Students Leave George Washington U. To Campaign

This story was written by Emily Cahn, The GW Hatchet


At least a dozen politically inclined students have left George Washington University's Foggy Bottom campus for the semester to ensure that several red states, including Florida, Georgia and Texas, vote Democratic in November's election.

Junior Alexa Feldman took the semester off from her studies in the School of Media and Public Affairs to work in her hometown of Austin, Texas, for Senate candidate Rick Noriega.

"This election year is definitely unique, and it's the best opportunity Democrats have to be successful in Texas, or as we say down here, to 'turn Texas blue,'" Feldman said.

She said she gets class credit for her internship on Noriega's campaign but will have to take summer classes in order to graduate on time. In spite of this, she said she would not trade the valuable experience she is having.

"Missing one semester of school is definitely a price I am willing to pay," she said.

Feldman isn't the only one of her friends taking the semester off to work on a political campaign. Josh Phillips, a junior, is living in West Palm Beach, Fla., with his grandparents to work on Illinois Sen. Barack Obama's presidential campaign.

As a field coordinator, Phillips is a full-time staff member logging more than 80 hours a week for the campaign.

"When I get back to school it's going to feel like I have so much time on my hands all of a sudden," Phillips said. "I'll appreciate the downtime a lot when I get back."

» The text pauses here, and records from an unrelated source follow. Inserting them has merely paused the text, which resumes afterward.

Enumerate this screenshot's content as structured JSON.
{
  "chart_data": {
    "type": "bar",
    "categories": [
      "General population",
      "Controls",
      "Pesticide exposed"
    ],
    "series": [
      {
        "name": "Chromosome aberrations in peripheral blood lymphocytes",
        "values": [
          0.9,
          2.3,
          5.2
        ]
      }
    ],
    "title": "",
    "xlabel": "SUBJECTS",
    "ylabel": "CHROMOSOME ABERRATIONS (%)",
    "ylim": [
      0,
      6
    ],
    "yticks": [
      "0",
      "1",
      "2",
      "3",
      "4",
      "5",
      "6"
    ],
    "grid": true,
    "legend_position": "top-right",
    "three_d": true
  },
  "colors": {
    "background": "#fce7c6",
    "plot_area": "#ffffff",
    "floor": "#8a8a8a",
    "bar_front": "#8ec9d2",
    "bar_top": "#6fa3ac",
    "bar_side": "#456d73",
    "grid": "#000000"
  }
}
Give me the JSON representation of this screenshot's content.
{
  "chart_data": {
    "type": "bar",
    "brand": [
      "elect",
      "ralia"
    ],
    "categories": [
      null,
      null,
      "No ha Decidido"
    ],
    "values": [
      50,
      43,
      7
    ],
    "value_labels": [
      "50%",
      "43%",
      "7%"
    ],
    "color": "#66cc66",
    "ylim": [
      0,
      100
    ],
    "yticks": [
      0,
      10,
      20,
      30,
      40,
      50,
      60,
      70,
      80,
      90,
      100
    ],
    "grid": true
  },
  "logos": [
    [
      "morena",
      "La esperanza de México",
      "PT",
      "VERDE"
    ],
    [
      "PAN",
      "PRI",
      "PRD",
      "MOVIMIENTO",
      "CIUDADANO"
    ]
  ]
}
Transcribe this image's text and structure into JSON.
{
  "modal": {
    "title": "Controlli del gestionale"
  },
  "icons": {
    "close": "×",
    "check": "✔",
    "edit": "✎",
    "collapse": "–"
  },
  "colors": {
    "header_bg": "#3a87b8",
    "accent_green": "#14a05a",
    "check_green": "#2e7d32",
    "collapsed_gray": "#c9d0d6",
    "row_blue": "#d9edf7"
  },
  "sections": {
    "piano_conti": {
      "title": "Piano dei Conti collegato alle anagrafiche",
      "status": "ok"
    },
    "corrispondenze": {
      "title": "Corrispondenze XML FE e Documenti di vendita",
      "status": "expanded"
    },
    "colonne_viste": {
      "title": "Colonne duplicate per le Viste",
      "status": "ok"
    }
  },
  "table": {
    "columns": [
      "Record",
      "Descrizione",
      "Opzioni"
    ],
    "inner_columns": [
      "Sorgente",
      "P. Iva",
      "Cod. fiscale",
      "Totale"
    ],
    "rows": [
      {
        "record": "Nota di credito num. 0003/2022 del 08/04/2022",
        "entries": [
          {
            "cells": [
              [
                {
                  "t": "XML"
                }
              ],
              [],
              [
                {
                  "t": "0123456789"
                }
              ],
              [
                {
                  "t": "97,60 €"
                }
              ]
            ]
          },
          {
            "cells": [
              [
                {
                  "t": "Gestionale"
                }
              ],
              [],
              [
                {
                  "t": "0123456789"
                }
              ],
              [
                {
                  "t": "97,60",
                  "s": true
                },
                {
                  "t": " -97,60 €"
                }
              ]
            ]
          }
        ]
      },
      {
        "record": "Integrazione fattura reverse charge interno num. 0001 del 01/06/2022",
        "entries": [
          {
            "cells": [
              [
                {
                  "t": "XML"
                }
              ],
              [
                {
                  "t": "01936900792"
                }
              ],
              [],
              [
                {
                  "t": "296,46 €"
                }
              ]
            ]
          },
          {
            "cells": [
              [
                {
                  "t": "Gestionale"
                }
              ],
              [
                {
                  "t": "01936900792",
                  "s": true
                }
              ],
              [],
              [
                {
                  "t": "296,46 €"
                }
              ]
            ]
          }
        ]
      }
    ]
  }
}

He said it wasn't hard to declare himself a part-time student in order to work on the campaign. It required filling out paperwork with SMPA and the political science department and notifying GW Housing of his off-campus arrangements.

Junior Mara Sirbu is also taking a leave of absence from GW this semester to work as the special projects director for Obama's campaign in Georgia.

Sirbu said her decision to take the semester off was not a difficult one.

"My friends were disappointed that I would miss a semester with them, but no one really tried to talk me out of it," she said. "I was pretty determined from the primary that this was what I was going to do, so they've known for a while."

Sirbu said her mother was apprehensive about her decision to take time off from school, but her mother was persuaded after hearing the logistics of her plans.

"She was very, very nervous when I told her I was going to take a semester off, but I presented her with all the information on how I was going to still graduate on time and I would be miserable if I wasn't doing this," Sirbu said.

Though there is a chance these students will not be on winning campaigns, all three said their experience will be valuable regardless of the election results.

Sirbu said, "Although I would be unbelievably disappointed if the people of the United States did not elect Sen. Obama as the next president, I wouldn't trade this experience for anything in the world."